When we have constant strain in an area, which could be anywhere, such as the IT band or the extensor muscles of the forearm, the fascia can become stuck (adhered) to the surrounding structures.  If you have a repetitive strain to your forearm muscles, the body will try to fix this by producing tissue to strengthen the area, but if this strain continues the tissue keeps building and gets stuck to the tissue around it.  So if you have repetitive strain of your forearm the fascia will be stuck to the muscles.  When this happens there is usually pain involved, a lack of circulation, and lack of flexibility and/or weakness of the muscles.

If there is fascial restrictions in one part of the body it will affect other parts of the body much like a pull on a shirt that you would be wearing.

Treatment of this tissue is addressed with what is called Myofascial Release (MFR) techniques.  There is no oil used when performing this technique and the area is warmed with either hydrotherapy or another massage technique.
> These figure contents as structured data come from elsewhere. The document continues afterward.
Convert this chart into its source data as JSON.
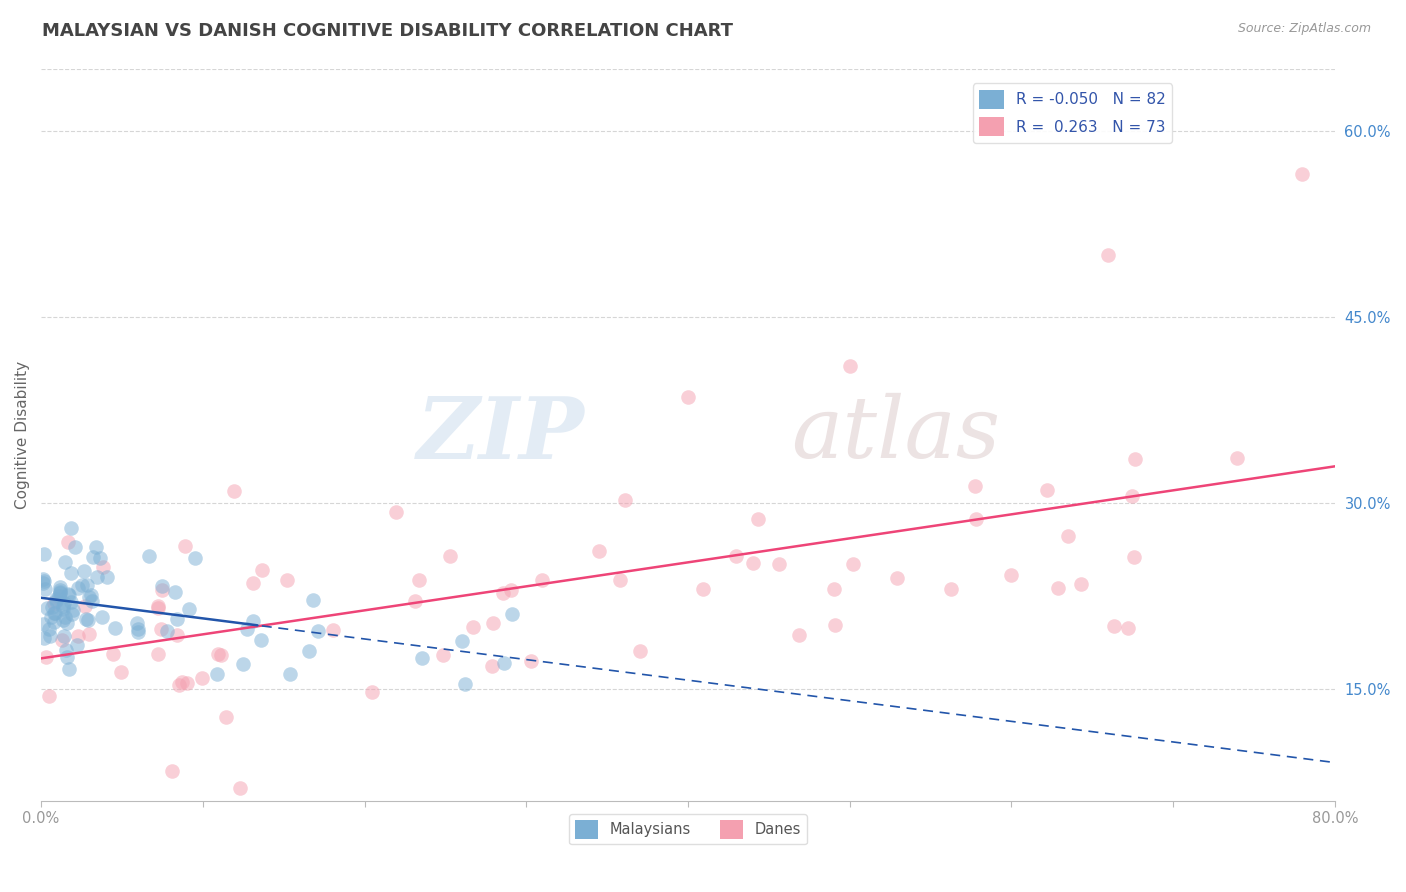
{
  "title": "MALAYSIAN VS DANISH COGNITIVE DISABILITY CORRELATION CHART",
  "source": "Source: ZipAtlas.com",
  "ylabel": "Cognitive Disability",
  "xlim": [
    0.0,
    0.8
  ],
  "ylim": [
    0.06,
    0.65
  ],
  "xticks": [
    0.0,
    0.1,
    0.2,
    0.3,
    0.4,
    0.5,
    0.6,
    0.7,
    0.8
  ],
  "xtick_labels": [
    "0.0%",
    "",
    "",
    "",
    "",
    "",
    "",
    "",
    "80.0%"
  ],
  "yticks_right": [
    0.15,
    0.3,
    0.45,
    0.6
  ],
  "ytick_labels_right": [
    "15.0%",
    "30.0%",
    "45.0%",
    "60.0%"
  ],
  "malaysian_R": -0.05,
  "malaysian_N": 82,
  "danish_R": 0.263,
  "danish_N": 73,
  "malaysian_color": "#7BAFD4",
  "danish_color": "#F4A0B0",
  "malaysian_trend_color": "#2255AA",
  "danish_trend_color": "#EE4477",
  "background_color": "#FFFFFF",
  "grid_color": "#CCCCCC",
  "watermark_zip": "ZIP",
  "watermark_atlas": "atlas",
  "legend_labels": [
    "Malaysians",
    "Danes"
  ],
  "title_color": "#444444",
  "axis_label_color": "#666666",
  "tick_color": "#999999",
  "right_tick_color": "#4488CC"
}
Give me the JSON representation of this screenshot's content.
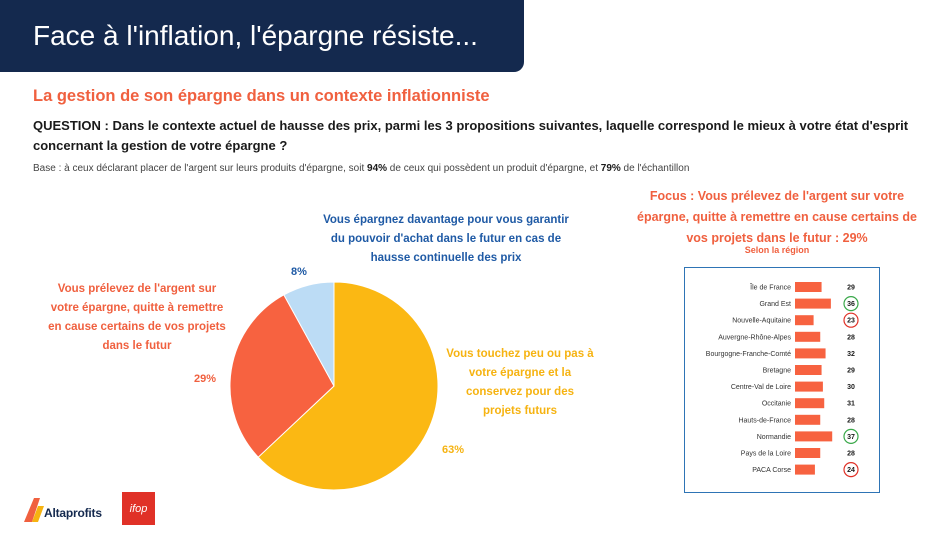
{
  "header": {
    "title": "Face à l'inflation, l'épargne résiste..."
  },
  "subtitle": "La gestion de son épargne dans un contexte inflationniste",
  "question": "QUESTION : Dans le contexte actuel de hausse des prix, parmi les 3 propositions suivantes, laquelle correspond le mieux à votre état d'esprit concernant la gestion de votre épargne ?",
  "base": {
    "prefix": "Base : à ceux déclarant placer de l'argent sur leurs produits d'épargne, soit ",
    "pct1": "94%",
    "middle": " de ceux qui possèdent un produit d'épargne, et ",
    "pct2": "79%",
    "suffix": " de l'échantillon"
  },
  "colors": {
    "banner": "#14294e",
    "orange": "#f0603f",
    "yellow": "#fbb813",
    "lightblue": "#bcdcf5",
    "blue": "#1f5aa5",
    "green": "#3aa84a",
    "red": "#e03127"
  },
  "chart_data": [
    {
      "type": "pie",
      "slices": [
        {
          "label": "Vous touchez peu ou pas à votre épargne et la conservez pour des projets futurs",
          "value": 63,
          "display": "63%",
          "color": "#fbb813"
        },
        {
          "label": "Vous prélevez de l'argent sur votre épargne, quitte à remettre en cause certains de vos projets dans le futur",
          "value": 29,
          "display": "29%",
          "color": "#f76240"
        },
        {
          "label": "Vous épargnez davantage pour vous garantir du pouvoir d'achat dans le futur en cas de hausse continuelle des prix",
          "value": 8,
          "display": "8%",
          "color": "#bcdcf5"
        }
      ]
    },
    {
      "type": "bar",
      "title": "Focus : Vous prélevez de l'argent sur votre épargne, quitte à remettre en cause certains de vos projets dans le futur : 29%",
      "subtitle": "Selon la région",
      "categories": [
        "Île de France",
        "Grand Est",
        "Nouvelle-Aquitaine",
        "Auvergne-Rhône-Alpes",
        "Bourgogne-Franche-Comté",
        "Bretagne",
        "Centre-Val de Loire",
        "Occitanie",
        "Hauts-de-France",
        "Normandie",
        "Pays de la Loire",
        "PACA Corse"
      ],
      "values": [
        29,
        36,
        23,
        28,
        32,
        29,
        30,
        31,
        28,
        37,
        28,
        24
      ],
      "highlight": {
        "Grand Est": "green",
        "Nouvelle-Aquitaine": "red",
        "Normandie": "green",
        "PACA Corse": "red"
      },
      "bar_color": "#f76240"
    }
  ],
  "logos": {
    "altaprofits": "Altaprofits",
    "ifop": "ifop"
  }
}
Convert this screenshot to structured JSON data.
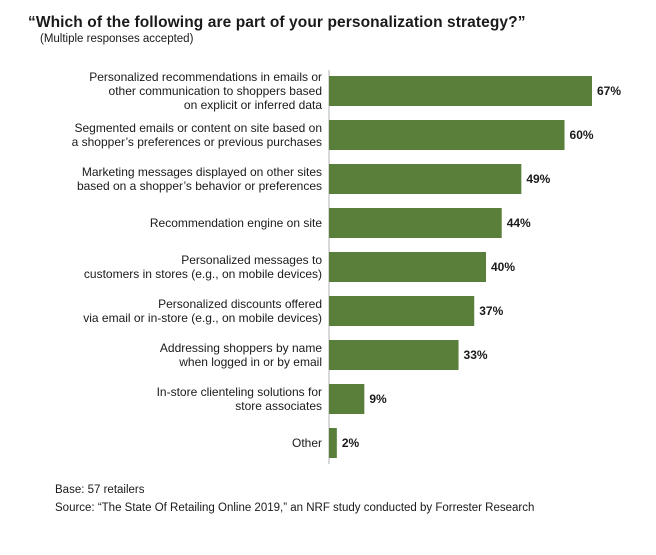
{
  "chart_data": {
    "type": "bar",
    "orientation": "horizontal",
    "title": "“Which of the following are part of your personalization strategy?”",
    "subtitle": "(Multiple responses accepted)",
    "categories": [
      [
        "Personalized recommendations in emails or",
        "other communication to shoppers based",
        "on explicit or inferred data"
      ],
      [
        "Segmented emails or content on site based on",
        "a shopper’s preferences or previous purchases"
      ],
      [
        "Marketing messages displayed on other sites",
        "based on a shopper’s behavior or preferences"
      ],
      [
        "Recommendation engine on site"
      ],
      [
        "Personalized messages to",
        "customers in stores (e.g., on mobile devices)"
      ],
      [
        "Personalized discounts offered",
        "via email or in-store (e.g., on mobile devices)"
      ],
      [
        "Addressing shoppers by name",
        "when logged in or by email"
      ],
      [
        "In-store clienteling solutions for",
        "store associates"
      ],
      [
        "Other"
      ]
    ],
    "values": [
      67,
      60,
      49,
      44,
      40,
      37,
      33,
      9,
      2
    ],
    "value_labels": [
      "67%",
      "60%",
      "49%",
      "44%",
      "40%",
      "37%",
      "33%",
      "9%",
      "2%"
    ],
    "unit": "%",
    "xlim": [
      0,
      67
    ],
    "grid": false,
    "legend": "none",
    "bar_color": "#5a7f3b"
  },
  "footer": {
    "base": "Base: 57 retailers",
    "source": "Source: “The State Of Retailing Online 2019,” an NRF study conducted by Forrester Research"
  }
}
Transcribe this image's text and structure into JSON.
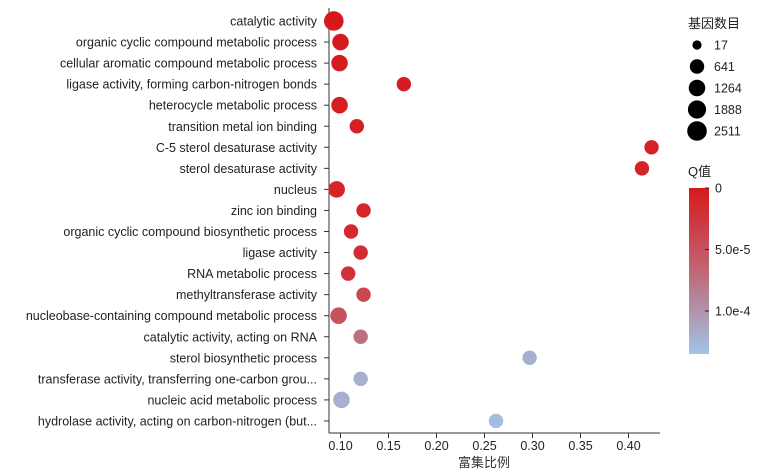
{
  "chart_data": {
    "type": "scatter",
    "xlabel": "富集比例",
    "xlim": [
      0.09,
      0.43
    ],
    "xticks": [
      "0.10",
      "0.15",
      "0.20",
      "0.25",
      "0.30",
      "0.35",
      "0.40"
    ],
    "xtick_values": [
      0.1,
      0.15,
      0.2,
      0.25,
      0.3,
      0.35,
      0.4
    ],
    "points": [
      {
        "term": "catalytic activity",
        "x": 0.093,
        "count": 2511,
        "q": 0.0
      },
      {
        "term": "organic cyclic compound metabolic process",
        "x": 0.1,
        "count": 1264,
        "q": 2e-06
      },
      {
        "term": "cellular aromatic compound metabolic process",
        "x": 0.099,
        "count": 1264,
        "q": 2e-06
      },
      {
        "term": "ligase activity, forming carbon-nitrogen bonds",
        "x": 0.166,
        "count": 641,
        "q": 3e-06
      },
      {
        "term": "heterocycle metabolic process",
        "x": 0.099,
        "count": 1264,
        "q": 4e-06
      },
      {
        "term": "transition metal ion binding",
        "x": 0.117,
        "count": 641,
        "q": 6e-06
      },
      {
        "term": "C-5 sterol desaturase activity",
        "x": 0.424,
        "count": 641,
        "q": 7e-06
      },
      {
        "term": "sterol desaturase activity",
        "x": 0.414,
        "count": 641,
        "q": 8e-06
      },
      {
        "term": "nucleus",
        "x": 0.096,
        "count": 1264,
        "q": 1e-05
      },
      {
        "term": "zinc ion binding",
        "x": 0.124,
        "count": 641,
        "q": 1.2e-05
      },
      {
        "term": "organic cyclic compound biosynthetic process",
        "x": 0.111,
        "count": 641,
        "q": 1.3e-05
      },
      {
        "term": "ligase activity",
        "x": 0.121,
        "count": 641,
        "q": 1.6e-05
      },
      {
        "term": "RNA metabolic process",
        "x": 0.108,
        "count": 641,
        "q": 2e-05
      },
      {
        "term": "methyltransferase activity",
        "x": 0.124,
        "count": 641,
        "q": 4e-05
      },
      {
        "term": "nucleobase-containing compound metabolic process",
        "x": 0.098,
        "count": 1264,
        "q": 5e-05
      },
      {
        "term": "catalytic activity, acting on RNA",
        "x": 0.121,
        "count": 641,
        "q": 7.5e-05
      },
      {
        "term": "sterol biosynthetic process",
        "x": 0.297,
        "count": 641,
        "q": 0.00012
      },
      {
        "term": "transferase activity, transferring one-carbon grou...",
        "x": 0.121,
        "count": 641,
        "q": 0.00012
      },
      {
        "term": "nucleic acid metabolic process",
        "x": 0.101,
        "count": 1264,
        "q": 0.00012
      },
      {
        "term": "hydrolase activity, acting on carbon-nitrogen (but...",
        "x": 0.262,
        "count": 641,
        "q": 0.00013
      }
    ],
    "size_legend": {
      "title": "基因数目",
      "values": [
        17,
        641,
        1264,
        1888,
        2511
      ]
    },
    "color_legend": {
      "title": "Q值",
      "min": 0,
      "max": 0.000135,
      "low_color": "#d7191c",
      "high_color": "#9fc5e8",
      "ticks": [
        {
          "label": "0",
          "value": 0
        },
        {
          "label": "5.0e-5",
          "value": 5e-05
        },
        {
          "label": "1.0e-4",
          "value": 0.0001
        }
      ]
    }
  }
}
The techniques are applied with the fingers, thumbs, palms or forearms.  A stretch is applied to the tissue either with a glide or by torqueing the tissue with a technique referred to as skin rolling.   The fascia is slowly stretched and held until a release in the tissue is felt by the therapist.  The length of time for this release will vary depending on the severity of the condition being treated.  This technique will often elicit a burning or pinching sensation to the client.  It is important to communicate your level of comfort or discomfort to your therapist so that he/she can work within your tolerable and acceptable level of pain.

Fascia release is not used on those clients that are pregnant because we want to ensure that their stability is maintained through the fascia strength as the increase in relaxin will decrease the stability of the joints.